Positive-sum networks protect their most productive nodes. Each participant's success makes the next participant's success more likely. The math is structural:
| Principle | Evidence | Source | Implication |
|---|
| Network effects compound | Value scales at n² (possibly n³ for networks with sub-communities and group coordination) | Metcalfe's Law | Every new participant adds more value than the last — incentive to join accelerates |
| Cooperation wins in repeated interactions | Tit-for-Tat won both tournament rounds without beating any single opponent head-to-head | Robert Axelrod, repeated-game tournaments | Cooperators pull each other up while defectors drag each other down |
| The tipping point is ~25% | When a committed minority reaches 25%, the convention tips abruptly — not gradually | Damon Centola, Science (2018) | We do not need everyone. We need enough |
| Cooperative structures outlast extractive ones | 80% five-year survival vs 41% traditional; top 300 cooperatives generate $2.79T annually | USDA; World Cooperative Monitor | The structural advantage is nearly double — a proven model operating at planetary scale |
Network effects compound. If network value scales even at n-squared (Metcalfe's Law), every new participant adds more value than the last. Recent research suggests the relationship may be closer to n-cubed for networks with sub-communities and group coordination. The incentive to join accelerates. The incentive to defect shrinks.
Cooperation wins in repeated interactions. Robert Axelrod's tournaments proved it. Tit-for-Tat — cooperate first, then mirror — won both rounds. It never beat a single opponent in a head-to-head match. It won the tournament because cooperators pull each other up while defectors drag each other down.

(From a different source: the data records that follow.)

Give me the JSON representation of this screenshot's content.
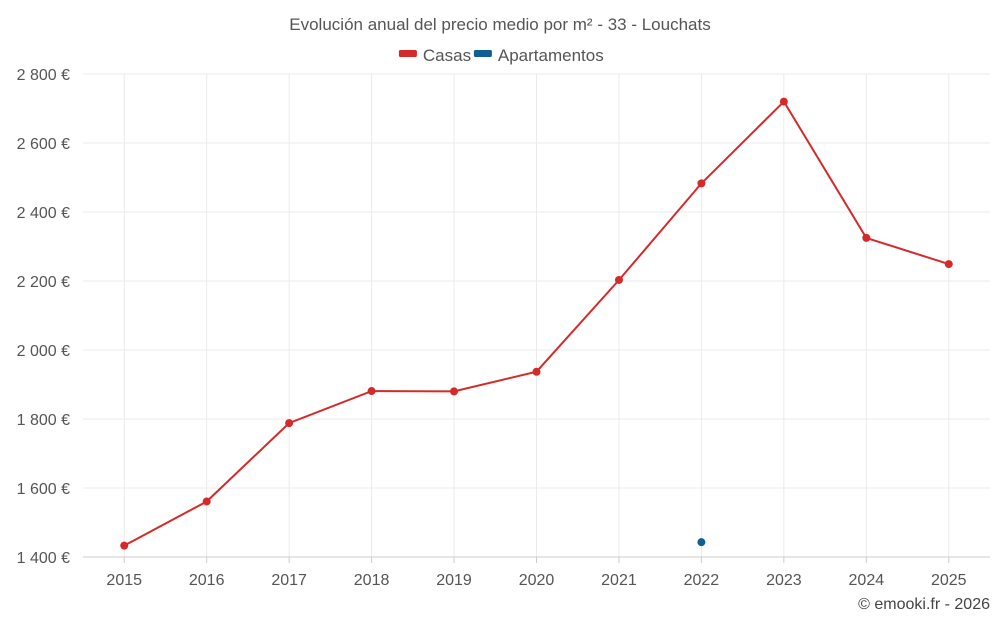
{
  "chart_data": {
    "type": "line",
    "title": "Evolución anual del precio medio por m² - 33 - Louchats",
    "categories": [
      "2015",
      "2016",
      "2017",
      "2018",
      "2019",
      "2020",
      "2021",
      "2022",
      "2023",
      "2024",
      "2025"
    ],
    "series": [
      {
        "name": "Casas",
        "color": "#d42a2a",
        "values": [
          1433,
          1561,
          1788,
          1881,
          1880,
          1937,
          2203,
          2483,
          2720,
          2325,
          2249
        ]
      },
      {
        "name": "Apartamentos",
        "color": "#0f5f96",
        "values": [
          null,
          null,
          null,
          null,
          null,
          null,
          null,
          1443,
          null,
          null,
          null
        ]
      }
    ],
    "ylim": [
      1400,
      2800
    ],
    "yticks": [
      1400,
      1600,
      1800,
      2000,
      2200,
      2400,
      2600,
      2800
    ],
    "ytick_labels": [
      "1 400 €",
      "1 600 €",
      "1 800 €",
      "2 000 €",
      "2 200 €",
      "2 400 €",
      "2 600 €",
      "2 800 €"
    ],
    "xlabel": "",
    "ylabel": "",
    "grid": true,
    "legend_position": "top-center"
  },
  "credit": "© emooki.fr - 2026"
}
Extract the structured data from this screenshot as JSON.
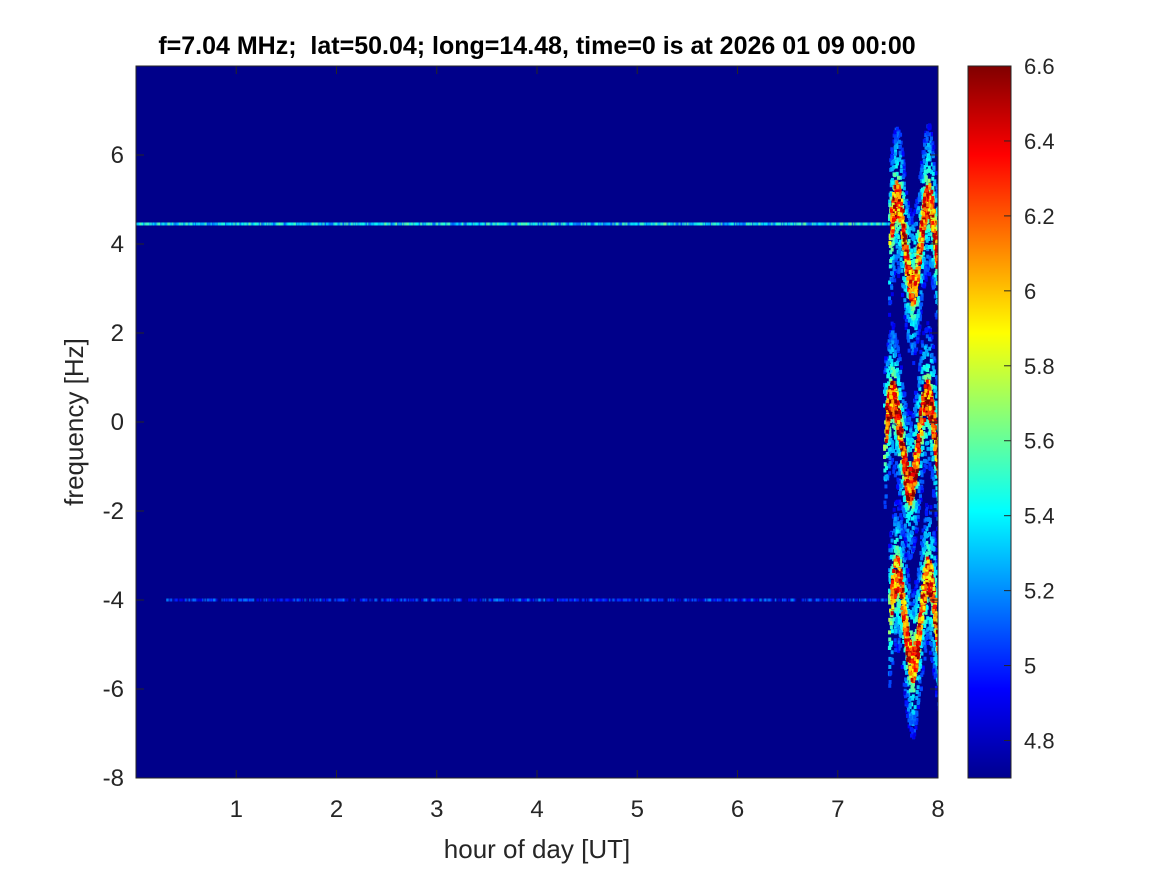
{
  "chart_data": {
    "type": "heatmap",
    "title": "f=7.04 MHz;  lat=50.04; long=14.48, time=0 is at 2026 01 09 00:00",
    "xlabel": "hour of day [UT]",
    "ylabel": "frequency [Hz]",
    "xlim": [
      0,
      8
    ],
    "ylim": [
      -8,
      8
    ],
    "x_ticks": [
      1,
      2,
      3,
      4,
      5,
      6,
      7,
      8
    ],
    "y_ticks": [
      -8,
      -6,
      -4,
      -2,
      0,
      2,
      4,
      6
    ],
    "colorbar": {
      "colormap": "jet",
      "clim": [
        4.7,
        6.6
      ],
      "ticks": [
        4.8,
        5,
        5.2,
        5.4,
        5.6,
        5.8,
        6,
        6.2,
        6.4,
        6.6
      ]
    },
    "background_value": 4.72,
    "features": [
      {
        "kind": "carrier-line",
        "freq_hz": 4.45,
        "x_start": 0,
        "x_end": 7.5,
        "value": 5.3
      },
      {
        "kind": "carrier-line",
        "freq_hz": -4.0,
        "x_start": 0.3,
        "x_end": 7.5,
        "value": 4.9
      },
      {
        "kind": "doppler-trace",
        "center_hz": 4.45,
        "x_start": 7.5,
        "x_end": 8,
        "value": 6.5
      },
      {
        "kind": "doppler-trace",
        "center_hz": 0.0,
        "x_start": 7.45,
        "x_end": 8,
        "value": 6.6
      },
      {
        "kind": "doppler-trace",
        "center_hz": -4.0,
        "x_start": 7.5,
        "x_end": 8,
        "value": 6.5
      }
    ]
  }
}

The tipping point is 25%. Damon Centola's research found that when a committed minority reaches approximately 25%, the convention tips — not gradually, but abruptly. Below that threshold, the minority is visible but dismissible. Above it, the new norm becomes the default.
Cooperative structures outlast extractive ones. Cooperatives survive at 80% over five years versus 41% for traditional businesses. Employee-owned companies outperform the S&P 500. The world's 300 largest cooperatives generate $2.79 trillion in combined annual turnover.
The transition from zero-sum to positive-sum is itself positive-sum. Each adoption makes the next one easier. We are documenting this shift — and building the structures that accelerate it.